Partnership will allow exchange of students between the two countries
While Saudi Arabia may be rich in oil, it lacks a resource most Canadians take for granted — a plentiful supply of clean and safe drinking water.
Engineering researchers at UBC’s Okanagan campus are continually looking at water distribution systems around the world and working to keep the water clean and flowing. That expertise is being applied in a new project in the Kingdom of Saudi Arabia, where water quality is a major issue.
Rehan Sadiq, professor and acting director of the School of Engineering at UBC’s Okanagan campus, is currently working with researchers from King Fahd University of Petroleum and Minerals (KFUPM) with plans to evaluate potential water quality failures in distribution networks and to track potential human health risks.
“The study is very specific to their conditions in Saudi Arabia,” Sadiq says. “And when you recognize that about 90 per cent of their drinking water has to be desalinated that adds a lot more dimension to the research.”
Sadiq, along with KFUPM researchers Ashraf Farahat and Abdullah Al-Zahrani, and Prof.
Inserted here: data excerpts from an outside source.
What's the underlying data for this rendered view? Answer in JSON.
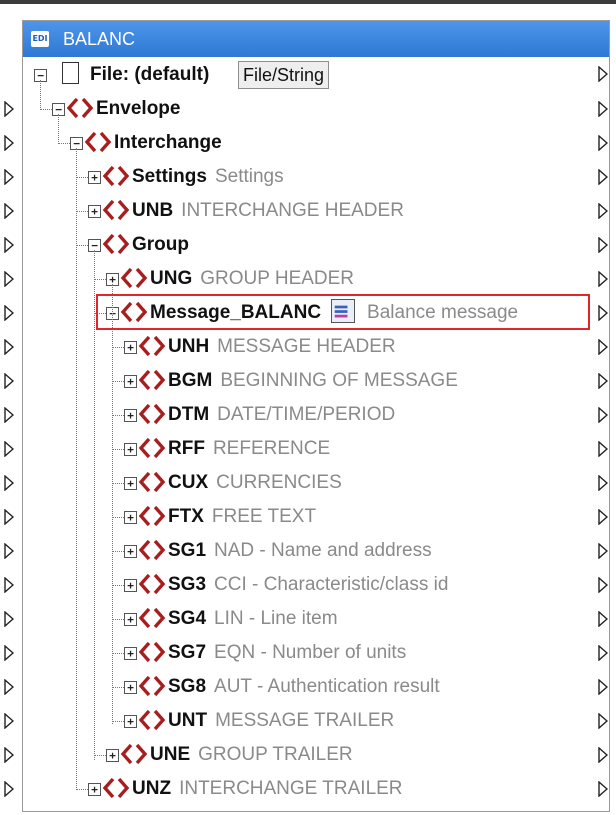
{
  "window": {
    "badge": "EDI",
    "title": "BALANC"
  },
  "file": {
    "label": "File: (default)",
    "button": "File/String"
  },
  "tree": [
    {
      "name": "Envelope",
      "desc": "",
      "expanded": true
    },
    {
      "name": "Interchange",
      "desc": "",
      "expanded": true
    },
    {
      "name": "Settings",
      "desc": "Settings",
      "expanded": false
    },
    {
      "name": "UNB",
      "desc": "INTERCHANGE HEADER",
      "expanded": false
    },
    {
      "name": "Group",
      "desc": "",
      "expanded": true
    },
    {
      "name": "UNG",
      "desc": "GROUP HEADER",
      "expanded": false
    },
    {
      "name": "Message_BALANC",
      "desc": "Balance message",
      "expanded": true,
      "selected": true
    },
    {
      "name": "UNH",
      "desc": "MESSAGE HEADER",
      "expanded": false
    },
    {
      "name": "BGM",
      "desc": "BEGINNING OF MESSAGE",
      "expanded": false
    },
    {
      "name": "DTM",
      "desc": "DATE/TIME/PERIOD",
      "expanded": false
    },
    {
      "name": "RFF",
      "desc": "REFERENCE",
      "expanded": false
    },
    {
      "name": "CUX",
      "desc": "CURRENCIES",
      "expanded": false
    },
    {
      "name": "FTX",
      "desc": "FREE TEXT",
      "expanded": false
    },
    {
      "name": "SG1",
      "desc": "NAD - Name and address",
      "expanded": false
    },
    {
      "name": "SG3",
      "desc": "CCI - Characteristic/class id",
      "expanded": false
    },
    {
      "name": "SG4",
      "desc": "LIN - Line item",
      "expanded": false
    },
    {
      "name": "SG7",
      "desc": "EQN - Number of units",
      "expanded": false
    },
    {
      "name": "SG8",
      "desc": "AUT - Authentication result",
      "expanded": false
    },
    {
      "name": "UNT",
      "desc": "MESSAGE TRAILER",
      "expanded": false
    },
    {
      "name": "UNE",
      "desc": "GROUP TRAILER",
      "expanded": false
    },
    {
      "name": "UNZ",
      "desc": "INTERCHANGE TRAILER",
      "expanded": false
    }
  ],
  "colors": {
    "tag": "#a81d1d",
    "highlight": "#e0262b",
    "titlebar": "#3a86e0"
  }
}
Manuel Rodriguez from Laval University, have been awarded a two-year $450,000 grant by Saudi Arabia’s National Science and Technology Plan. Farahat says the research collaboration between the two universities will help the oil-rich kingdom determine the potential for contamination in the potable water distribution systems.
“Water is a precious resource in Saudi Arabia,” Farahat says. “Strict regulations have been implemented by local authorities to maintain water quality. But distribution systems are complex and water can be contaminated through many pathways between the point of entry and the points of consumption.”
While the hands-on research will be conducted in Saudi Arabia, mostly by staff and faculty at KFUPM, Sadiq is bringing UBC’s water quality modeling expertise to the desert state, as the research funds allow for UBC students to travel to Saudi Arabia to assist with the study.
The principal objective is to develop a decision support tool (DST) that can determine the likelihood of a contamination in the water distribution network; and if that contaminant travels through the distribution system, what is the risk to those exposed to the water? The proposed DST will be based on state-of-the-art research conducted by Sadiq’s UBC research team.
There are different aspects of the research: determine if a water contaminant is microbial or chemical, find out how the water is becoming contaminated, and develop models to decide on solute/water mixing and that impact on the water contamination.
While KFUPM welcomes UBC’s water-related expertise, Sadiq says this collaboration between the two universities is a first and puts UBC on a new international playing field.
“At the end of the day we want to see how big the issue of contaminated water is for the people in Saudi Arabia and what is the magnitude of human health risk,” says Sadiq. “We are now tying our research ideas into their everyday issues of the need for clean and safe drinking water.